ALEXANDER, LEO; MOORE, MERRILL
doi: 10.1176/appi.ajp.114.7.577pmid: 13487792
LEO ALEXANDER M. D. 1 , and MERRILL MOORE M. D. 2 1 Director, Neurobiologic Unit, Division of Psychiatric Research, Boston State Hospital, Boston, Mass. 2 Research Associate, Department of Social Relations, Harvard University. 1. Schizophrenia is a disease of unknown etiology.

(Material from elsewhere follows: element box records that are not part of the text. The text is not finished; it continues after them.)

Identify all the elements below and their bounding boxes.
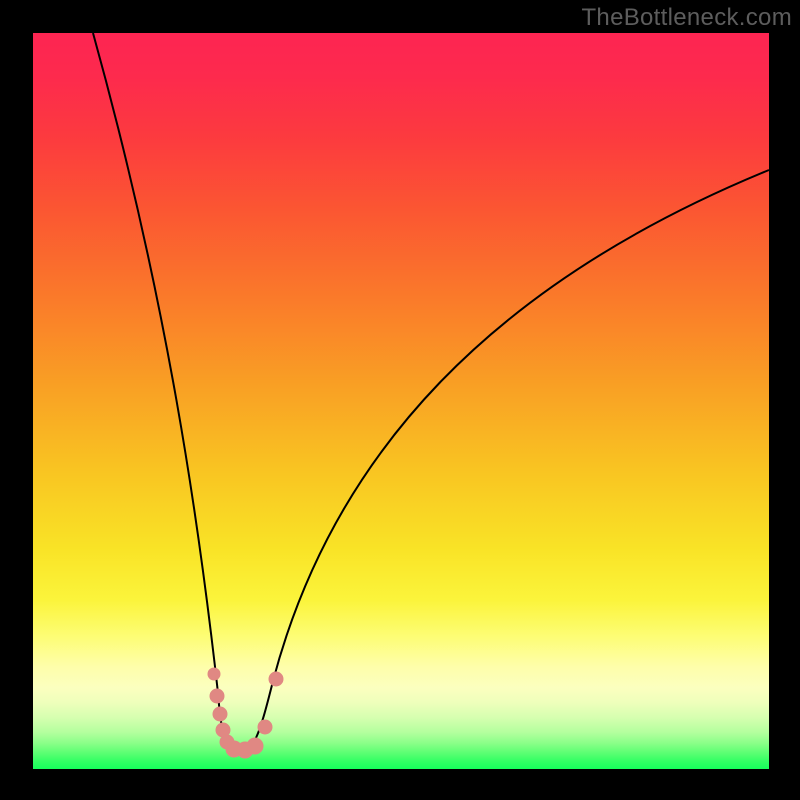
data-marker [213, 707, 227, 721]
chart-svg [0, 0, 800, 800]
watermark-text: TheBottleneck.com [581, 4, 792, 32]
bottleneck-chart: TheBottleneck.com [0, 0, 800, 800]
gradient-background [33, 33, 769, 769]
data-marker [258, 720, 272, 734]
data-marker [208, 668, 220, 680]
data-marker [210, 689, 224, 703]
data-marker [269, 672, 283, 686]
data-marker [247, 738, 263, 754]
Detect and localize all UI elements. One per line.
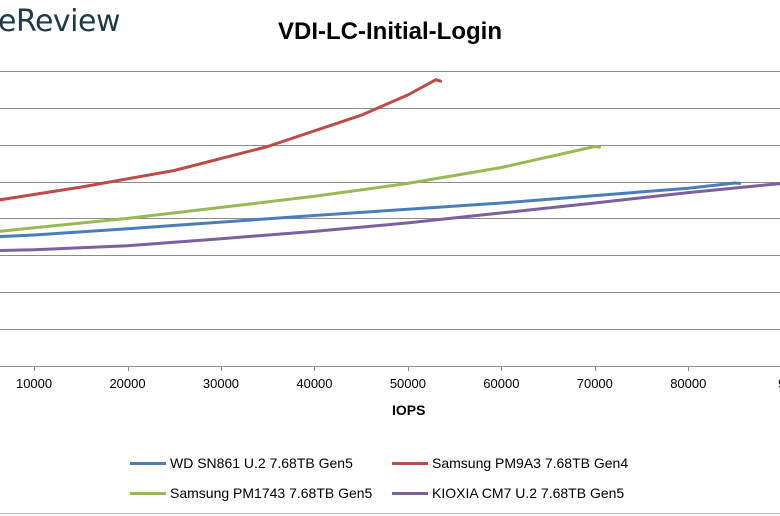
series-line-3	[0, 182, 780, 252]
legend-label: Samsung PM9A3 7.68TB Gen4	[432, 455, 629, 471]
x-tick-label: 70000	[577, 376, 613, 391]
legend-swatch	[392, 461, 428, 465]
x-tick-label: 10000	[16, 376, 52, 391]
x-tick-label: 60000	[483, 376, 519, 391]
x-tick-label: 50000	[390, 376, 426, 391]
legend-item-samsung-pm1743: Samsung PM1743 7.68TB Gen5	[130, 483, 372, 503]
legend-swatch	[130, 491, 166, 495]
series-line-2	[0, 145, 601, 233]
series-lines	[0, 78, 780, 252]
legend-item-wd-sn861: WD SN861 U.2 7.68TB Gen5	[130, 453, 353, 473]
legend-item-kioxia-cm7: KIOXIA CM7 U.2 7.68TB Gen5	[392, 483, 624, 503]
x-tick-label: 30000	[203, 376, 239, 391]
legend-swatch	[130, 461, 166, 465]
chart-border	[0, 513, 780, 514]
series-line-0	[0, 181, 742, 239]
legend-label: WD SN861 U.2 7.68TB Gen5	[170, 455, 353, 471]
x-tick-label: 20000	[109, 376, 145, 391]
x-axis-label: IOPS	[392, 402, 426, 418]
x-tick-label: 9	[778, 376, 780, 391]
brand-logo-text: eReview	[0, 4, 121, 39]
x-axis: 10000 20000 30000 40000 50000 60000 70000 80000…	[0, 366, 780, 391]
x-tick-label: 40000	[296, 376, 332, 391]
legend-swatch	[392, 491, 428, 495]
chart-title: VDI-LC-Initial-Login	[278, 18, 502, 45]
legend-label: Samsung PM1743 7.68TB Gen5	[170, 485, 373, 501]
gridlines	[0, 71, 780, 330]
legend-label: KIOXIA CM7 U.2 7.68TB Gen5	[432, 485, 625, 501]
x-tick-label: 80000	[670, 376, 706, 391]
legend-item-samsung-pm9a3: Samsung PM9A3 7.68TB Gen4	[392, 453, 628, 473]
series-line-1	[0, 78, 443, 202]
legend: WD SN861 U.2 7.68TB Gen5 Samsung PM9A3 7…	[130, 450, 690, 506]
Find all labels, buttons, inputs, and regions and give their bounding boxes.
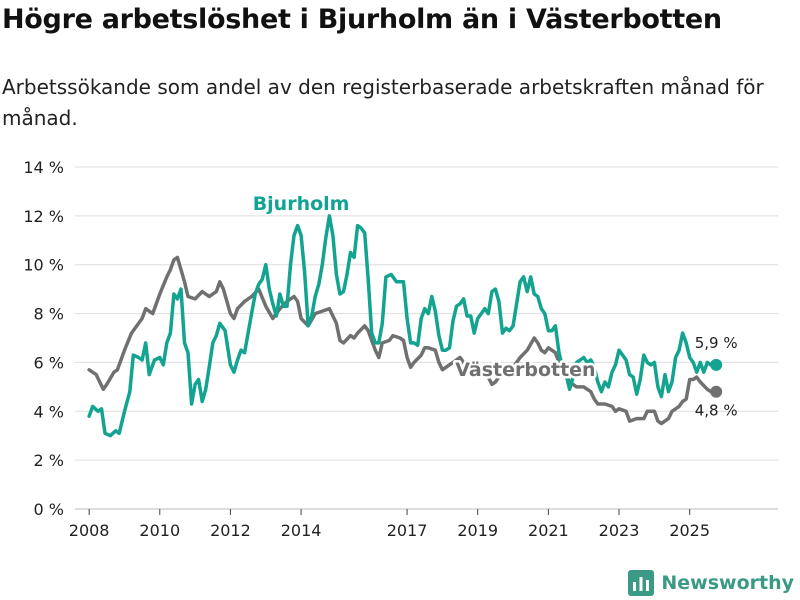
y-tick-label: 6 % [34, 353, 64, 372]
bjurholm-line [87, 214, 718, 438]
bjurholm-end-point [710, 358, 723, 371]
x-tick-label: 2023 [599, 521, 640, 540]
y-tick-label: 4 % [34, 402, 64, 421]
vasterbotten-line [87, 255, 718, 426]
chart-title: Högre arbetslöshet i Bjurholm än i Väste… [2, 4, 722, 35]
x-tick-label: 2010 [139, 521, 180, 540]
series-layer: Bjurholm Västerbotten 5,9 % 4,8 % [87, 193, 738, 438]
vasterbotten-end-value-label: 4,8 % [695, 402, 738, 420]
x-tick-label: 2019 [457, 521, 498, 540]
x-tick-label: 2021 [528, 521, 569, 540]
y-tick-label: 2 % [34, 451, 64, 470]
bjurholm-end-value-label: 5,9 % [695, 334, 738, 352]
bjurholm-series-label: Bjurholm [253, 193, 350, 215]
brand-name: Newsworthy [661, 572, 794, 594]
x-tick-label: 2025 [669, 521, 710, 540]
y-tick-label: 10 % [23, 256, 64, 275]
x-tick-label: 2008 [69, 521, 110, 540]
newsworthy-brand[interactable]: Newsworthy [628, 570, 794, 596]
vasterbotten-series-label: Västerbotten [455, 359, 595, 381]
x-axis: 2008 2010 2012 2014 2017 2019 2021 2023 2025 [69, 509, 710, 540]
line-chart: 0 % 2 % 4 % 6 % 8 % 10 % 12 % 14 % 2008 2010 2012… [23, 158, 778, 540]
y-tick-label: 14 % [23, 158, 64, 177]
y-tick-label: 12 % [23, 207, 64, 226]
y-axis: 0 % 2 % 4 % 6 % 8 % 10 % 12 % 14 % [23, 158, 64, 519]
x-tick-label: 2017 [387, 521, 428, 540]
newsworthy-logo-icon [628, 570, 655, 596]
vasterbotten-end-point [710, 385, 723, 398]
y-tick-label: 0 % [34, 500, 64, 519]
x-tick-label: 2012 [210, 521, 251, 540]
x-tick-label: 2014 [281, 521, 322, 540]
y-tick-label: 8 % [34, 305, 64, 324]
gridlines [75, 166, 778, 510]
chart-subtitle: Arbetssökande som andel av den registerb… [2, 75, 764, 130]
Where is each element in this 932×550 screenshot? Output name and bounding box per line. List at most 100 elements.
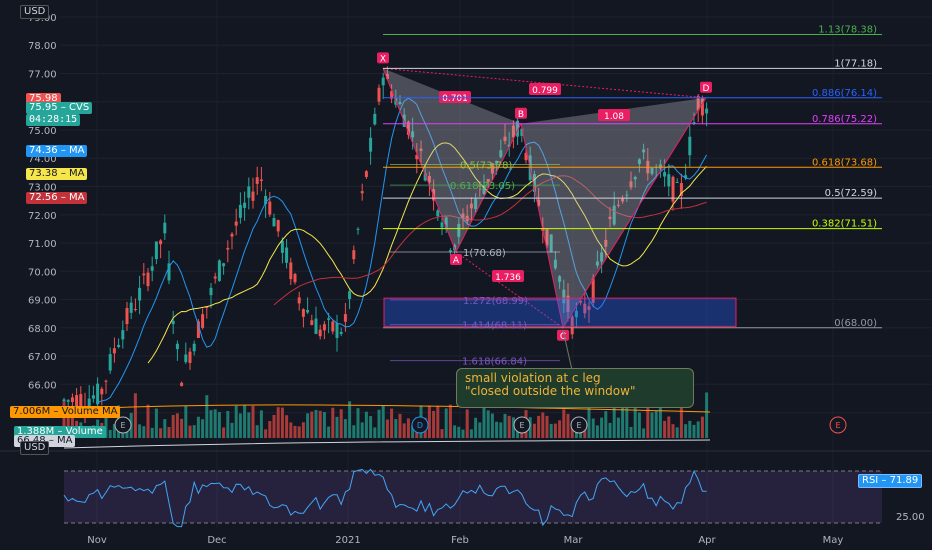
- fib-level-label: 0.5(72.59): [825, 188, 877, 199]
- annotation-note[interactable]: small violation at c leg "closed outside…: [456, 368, 694, 408]
- candle-body: [495, 160, 499, 164]
- time-tick-label: Feb: [451, 535, 469, 546]
- candle-body: [499, 150, 503, 158]
- volume-bar: [247, 412, 251, 438]
- volume-bar: [696, 421, 700, 438]
- volume-bar: [646, 407, 650, 438]
- candle-body: [423, 173, 427, 181]
- volume-bar: [264, 429, 268, 438]
- candle-body: [558, 276, 562, 282]
- volume-bar: [398, 413, 402, 438]
- volume-bar: [537, 415, 541, 438]
- candle-body: [285, 247, 289, 263]
- candle-body: [600, 252, 604, 262]
- volume-bar: [675, 427, 679, 438]
- candle-body: [377, 87, 381, 102]
- candle-body: [255, 177, 259, 184]
- candle-body: [469, 203, 473, 209]
- volume-bar: [465, 409, 469, 438]
- candle-body: [679, 183, 683, 196]
- volume-bar: [322, 412, 326, 438]
- volume-bar: [133, 393, 137, 438]
- candle-body: [180, 382, 184, 387]
- candle-body: [381, 77, 385, 86]
- candle-body: [566, 295, 570, 313]
- volume-bar: [684, 424, 688, 438]
- volume-value: 1.388M: [17, 426, 55, 437]
- volume-bar: [327, 426, 331, 438]
- volume-bar: [528, 417, 532, 438]
- candle-body: [671, 176, 675, 202]
- annotation-pointer: [562, 329, 573, 371]
- candle-body: [516, 120, 520, 137]
- volume-bar: [272, 414, 276, 438]
- volume-bar: [490, 413, 494, 438]
- volume-bar: [558, 420, 562, 438]
- volume-bar: [222, 427, 226, 438]
- volume-bar: [486, 410, 490, 438]
- volume-bar: [268, 421, 272, 438]
- volume-bar: [192, 425, 196, 438]
- candle-body: [427, 175, 431, 183]
- candle-body: [364, 171, 368, 177]
- volume-bar: [385, 419, 389, 438]
- candle-body: [406, 121, 410, 135]
- volume-bar: [255, 425, 259, 438]
- pattern-point-label: A: [453, 256, 460, 266]
- volume-bar: [188, 425, 192, 438]
- candle-body: [625, 194, 629, 196]
- volume-bar: [499, 422, 503, 438]
- event-marker-label: E: [576, 421, 581, 430]
- price-tick-label: 68.00: [28, 324, 57, 335]
- candle-body: [243, 202, 247, 208]
- candle-body: [175, 343, 179, 350]
- candle-body: [507, 144, 511, 147]
- volume-bar: [616, 417, 620, 438]
- price-tick-label: 74.00: [28, 154, 57, 165]
- volume-bar: [159, 428, 163, 438]
- volume-ma-label: Volume MA: [61, 406, 118, 417]
- candle-body: [272, 218, 276, 227]
- event-marker: [570, 416, 588, 434]
- candle-body: [675, 181, 679, 183]
- volume-bar: [679, 407, 683, 438]
- candle-body: [70, 397, 74, 402]
- volume-bar: [507, 415, 511, 438]
- candle-body: [318, 329, 322, 337]
- volume-bar: [549, 423, 553, 438]
- candle-body: [213, 276, 217, 279]
- candle-body: [104, 380, 108, 382]
- currency-label: USD: [20, 5, 50, 19]
- event-marker: [411, 416, 429, 434]
- volume-ma-value: 7.006M: [13, 406, 51, 417]
- candle-body: [276, 220, 280, 232]
- candle-body: [663, 172, 667, 177]
- volume-bar: [373, 427, 377, 438]
- candle-body: [96, 383, 100, 405]
- volume-bar: [692, 424, 696, 438]
- time-axis[interactable]: Nov Dec 2021 Feb Mar Apr May: [87, 535, 843, 546]
- candle-body: [486, 178, 490, 182]
- volume-bar: [217, 411, 221, 438]
- volume-bar: [142, 426, 146, 438]
- volume-bar: [352, 425, 356, 438]
- volume-bar: [629, 426, 633, 438]
- candle-body: [154, 241, 158, 260]
- volume-bar: [301, 422, 305, 438]
- volume-bar: [469, 429, 473, 438]
- candle-body: [125, 308, 129, 325]
- candle-body: [327, 318, 331, 320]
- volume-bar: [167, 427, 171, 438]
- candle-body: [159, 240, 163, 245]
- candle-body: [474, 199, 478, 210]
- candle-body: [461, 213, 465, 220]
- candle-body: [280, 240, 284, 253]
- pattern-ratio-label: 0.701: [442, 94, 468, 104]
- price-axis[interactable]: 79.0078.0077.0076.0075.0074.0073.0072.00…: [28, 13, 57, 420]
- volume-bar: [658, 406, 662, 438]
- candle-body: [238, 204, 242, 218]
- candle-body: [667, 174, 671, 187]
- volume-bar: [390, 408, 394, 438]
- candle-body: [100, 388, 104, 395]
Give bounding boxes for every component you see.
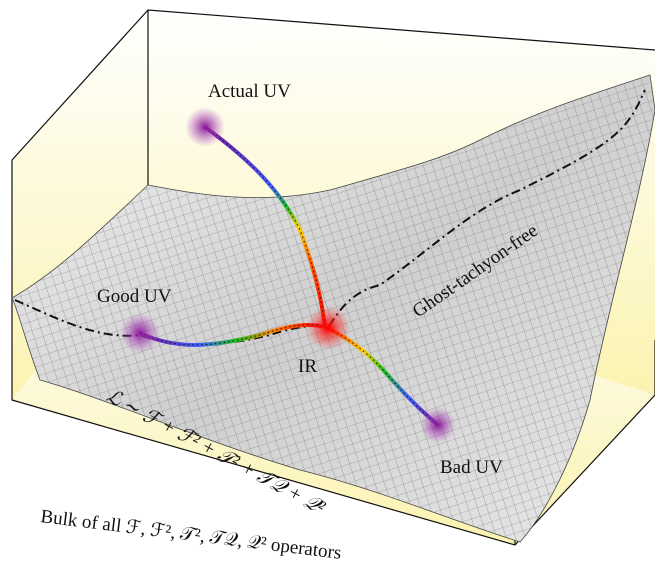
label-bad-uv: Bad UV [440, 457, 503, 478]
ghost-tachyon-line [14, 89, 646, 346]
good-uv-point [120, 313, 160, 353]
bad-uv-point [420, 407, 456, 443]
actual-uv-point [185, 107, 225, 147]
label-bulk: Bulk of all ℱ, ℱ², 𝒯², 𝒯𝒬, 𝒬² operators [39, 506, 342, 564]
label-good-uv: Good UV [97, 286, 172, 307]
label-ir: IR [298, 356, 317, 377]
ir-point [306, 306, 350, 350]
label-actual-uv: Actual UV [208, 81, 291, 102]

It appears to be multifactorial in origin, and may represent a group of diseases with similarity in clinical mental symptomatology, but with a wide range in prognosis. 2. The great variety of benign and malignant forms of schizophrenia require that we define as many objectively verifiable aspects of the disease as possible, and determine the spontaneous recovery potential for all of the resulting subgroups based on as many objectively measurable variables as are or may become available. 3. Variables affecting prognosis favorably are: recent onset, high intelligence, relatively unimpaired capacity for abstract categorical thinking, good educational background, better than average occupational status, stress-induced onset, and autonomic reaction pattern (adrenalin-mecholyl test pattern) similar to that of depressions. 4. Apparently schizophrenic illnesses in highly intelligent adolescents (pseudoschizophrenic neuroses) respond well to psychotherapy. 5. Schizophrenic patients showing an adrenalin-mecholyl test pattern similar to that of depressions respond well to electroshock therapy. 6. Patients with epinephrine-precipitable anxiety do better with insulin and the new drugs. 7. Response to all types of treatment declines with duration of illness, most markedly for the shock and coma therapies, somewhat less for the drug therapies and for psychotherapy, least for frontal lobotomy. 8. Recovery rates (complete and/or social recovery) obtained spontaneously as well as on various treatment regimens (intensive psychotherapy, electroshock therapy, insulin coma therapy, tranquilizing drug therapy and frontal lobotomy) at the various levels of duration of illness are given. 9. A practical treatment program is formulated based on the findings presented.